Datenschutznation Deutschland - für Gründer nicht einfach

Seit vier Jahren arbeitet Sujka mit einem 14-köpfigen Team aus Informatikern und Medizinern an der Idee, bis die ersten Patienten die Technik nutzen konnten, dauerte es zweieinhalb Jahre. "We will save one million lives by 2020", steht auf der Website von xbird. Heute nutzen mehrere tausend Patienten seine Software, der Weg ist noch weit. Ein großes Problem sei vor allem Datenschutz. "Selbstverständlich muss man besonders im Gesundheitssystem mit sensiblen Daten verantwortungsvoll umgehen, aber in Deutschland könnte man schon von einer Überregulierung sprechen", findet er.

Ein Roboter spielt Tischtennis auf der Konferenz Künstliche Intelligenz in Shanghai.
Im Ausland setzt man stärker auf KI- wie hier in Shanghai.
Quelle: dpa

Auch der Branchenverband Bitkom sieht den Datenschutz als Herausforderungen für Gründer: "Das Datenschutzthema ist für Unternehmen deshalb so schwierig, weil die Datenschutzgrundverordnung künstliche Intelligenz nicht im Blick gehabt hat", erklärt Susanne Dehmel aus der Geschäftsleitung von Bitkom. "Manche Vorgaben sind daher bei KI-Anwendungen schwer umzusetzen, Unternehmen haben wenig Rechtssicherheit, es gibt beispielsweise keine klare Regelung, wann Daten als anonymisiert gelten". Die Juristin und KI-Expertin ist Mitglied der Enquete-Kommission des Bundestages zur KI. Von der Bundesregierung hatte auch sie sich mehr erhofft.

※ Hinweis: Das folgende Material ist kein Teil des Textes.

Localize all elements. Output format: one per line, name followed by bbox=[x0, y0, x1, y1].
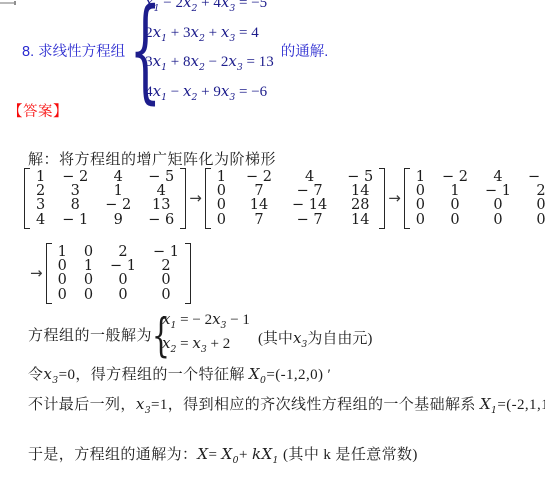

KI - in deutschen Unternehmen noch die Ausnahme

Fraglich ist außerdem, wie sich die künstliche Intelligenz auch außerhalb der Berliner StartUp-Szene in der deutschen Wirtschaft etablieren kann. Im Moment setzen nur vier Prozent der deutschen Unternehmen künstliche Intelligenz ein, vor allem im Mittelstand spiele die Technologie keine große Rolle, sagt eine Studie der Wirtschaftsberatungsfirma PwC. Damit KI sich in der deutschen Wirtschaft wirklich etablieren kann, müsse Forschung und Praxis zielgerichtet verbunden werden, sagt Susanne Dehmel von Bitkom.

In einzelnen Branchen funktioniere das schon gut, in München ist die Mobilitätsbranche im Digital Hub Mobility vernetzt. Ein guter Anfang, auf den laut Dehmel jetzt dringend aufgebaut werden muss. "Die drei Milliarden aus der KI-Strategie müssen gezielt in Leuchtturmprojekte gesteckt werden, es muss massiv  in Bildung und Fortbildung investiert werden, Maßnahmen wie 100 KI-Professuren sind da noch zu wenig", kritisiert die Expertin.  

Der Roboter als Freund

Trotz aller Kritik freut sich KI-Unternehmer Sebastian Sujka, dass künstliche Intelligenz endlich auf der politischen Agenda angekommen ist. Das könne ein Schritt hin zu einem KI-freundlicheren Klima in der Gesellschaft sein, "Roboter müssen endlich als Freund gesehen werden", wünscht sich der Gründer für die Zukunft. Natürlich sei besonders der Gesundheitsbereich sensibel. "Aber Ärzte stellen auch Fehldiagnosen, dass da mit zweierlei Maß gemessen wird, finde ich oft ungerecht". In seinem Start-Up kommt nur jeder Dritte aus dem deutschsprachigen Raum, viele Bewerbungen kommen aus dem Ausland, vor allem aus den USA. KI ist die Zukunft, davon ist Sebastian Sujka überzeugt. Deshalb will er expandieren - und ist gerade auf der Suche nach einem neuen Büro.